McWilliams began her career in public life when she arrived in Winnipeg at the age of thirty-five. A graduate in Political Science from the University of Toronto, she had a vision of women university graduates as "pilgrims of peace abroad and pilgrims of understanding at home." During her years in Winnipeg she became the first president of the Canadian Federation of University Women, wrote a number of books on history and politics, served as a city councillor during the Depression, and in 1943 chaired the subcommittee on Postwar Problems for Women for the federal government's committee on Reconstruction. For more than thirty years she held regular "current events" classes, providing education in politics for women. Central to Kinnear's study is a definition of feminism with three core components: women are equal to men and ought not to be treated as inferior; the condition of women is socially constructed and can be altered by human choice; and women experience a consciousness of identification with other women as a social group. Any definition of feminism is bound to be contentious but one is necessary, Kinnear maintains, if comparisons are to be made over time and across cultures. Kinnear also discusses the notion of class and its relationship to gender and ethnicity in the interwar period. Margaret McWilliams is being published during the seventy-fifth anniversary of the enfranchisement of women in Manitoba, Saskatchewan, and Alberta, the first provinces to do so. Margaret McWilliams, the woman, was an exemplary model of women in post-suffrage public life.

Reviews

"a thoroughly documented study based on a wide variety of sources ... Most of Canadian women's history does not treat individual subjects.
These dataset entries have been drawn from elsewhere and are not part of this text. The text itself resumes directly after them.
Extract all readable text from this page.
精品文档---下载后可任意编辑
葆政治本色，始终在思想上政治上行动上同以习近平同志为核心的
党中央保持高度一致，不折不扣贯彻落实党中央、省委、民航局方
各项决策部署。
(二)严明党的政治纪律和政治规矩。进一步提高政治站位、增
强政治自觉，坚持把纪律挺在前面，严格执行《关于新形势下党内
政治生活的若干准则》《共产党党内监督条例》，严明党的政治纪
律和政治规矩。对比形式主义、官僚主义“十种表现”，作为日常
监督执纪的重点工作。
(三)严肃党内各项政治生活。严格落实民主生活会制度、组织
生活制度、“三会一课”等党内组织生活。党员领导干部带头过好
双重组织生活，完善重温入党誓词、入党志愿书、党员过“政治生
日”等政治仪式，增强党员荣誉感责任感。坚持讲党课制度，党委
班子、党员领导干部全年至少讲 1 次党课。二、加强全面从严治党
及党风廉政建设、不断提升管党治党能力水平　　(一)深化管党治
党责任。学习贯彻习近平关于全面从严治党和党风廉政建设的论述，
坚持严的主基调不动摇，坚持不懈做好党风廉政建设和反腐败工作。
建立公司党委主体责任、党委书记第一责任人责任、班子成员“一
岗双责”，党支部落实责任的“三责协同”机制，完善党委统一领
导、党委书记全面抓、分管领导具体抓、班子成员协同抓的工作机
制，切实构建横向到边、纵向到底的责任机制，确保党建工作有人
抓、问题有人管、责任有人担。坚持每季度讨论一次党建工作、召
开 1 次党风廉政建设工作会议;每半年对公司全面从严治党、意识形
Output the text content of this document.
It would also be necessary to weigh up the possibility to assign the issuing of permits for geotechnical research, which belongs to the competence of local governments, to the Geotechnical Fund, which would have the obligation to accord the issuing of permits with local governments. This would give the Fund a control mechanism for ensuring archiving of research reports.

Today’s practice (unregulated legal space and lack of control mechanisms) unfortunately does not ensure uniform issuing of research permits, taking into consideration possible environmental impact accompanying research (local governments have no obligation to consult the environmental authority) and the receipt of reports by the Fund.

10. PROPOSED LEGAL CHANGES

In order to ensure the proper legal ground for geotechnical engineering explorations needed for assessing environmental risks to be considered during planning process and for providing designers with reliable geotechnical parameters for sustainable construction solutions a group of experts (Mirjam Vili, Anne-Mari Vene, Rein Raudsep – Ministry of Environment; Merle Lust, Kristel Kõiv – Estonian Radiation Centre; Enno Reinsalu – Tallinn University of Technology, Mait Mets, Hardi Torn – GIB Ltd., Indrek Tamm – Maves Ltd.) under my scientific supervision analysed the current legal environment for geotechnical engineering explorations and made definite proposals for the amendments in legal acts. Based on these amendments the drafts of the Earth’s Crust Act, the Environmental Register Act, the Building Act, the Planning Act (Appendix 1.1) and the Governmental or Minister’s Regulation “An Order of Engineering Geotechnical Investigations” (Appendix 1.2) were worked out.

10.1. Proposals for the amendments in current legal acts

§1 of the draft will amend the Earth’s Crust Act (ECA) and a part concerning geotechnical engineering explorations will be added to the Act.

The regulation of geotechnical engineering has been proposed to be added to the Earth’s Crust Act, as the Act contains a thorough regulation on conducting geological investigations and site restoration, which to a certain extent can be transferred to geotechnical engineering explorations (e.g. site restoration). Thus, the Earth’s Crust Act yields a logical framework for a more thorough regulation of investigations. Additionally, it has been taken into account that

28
Kinnear's book will provide a focus on an individual while raising general questions, and will increase our knowledge of interwar women's history." Linda Kealey, Department of History, Memorial University of Newfoundland. "For reasons not limited to feminist interests, the telling of McWilliams' life is a contribution to Canadian scholarship and cultural understanding. Kinnear's argument and conclusions are professional, mature, and empathetic. Her writing style appears to be effortless. The diligence of her research together with the quality of her study suggest a work of some duration. I see this work serving as a model for similar studies." John Foster, Department of History, University of Alberta.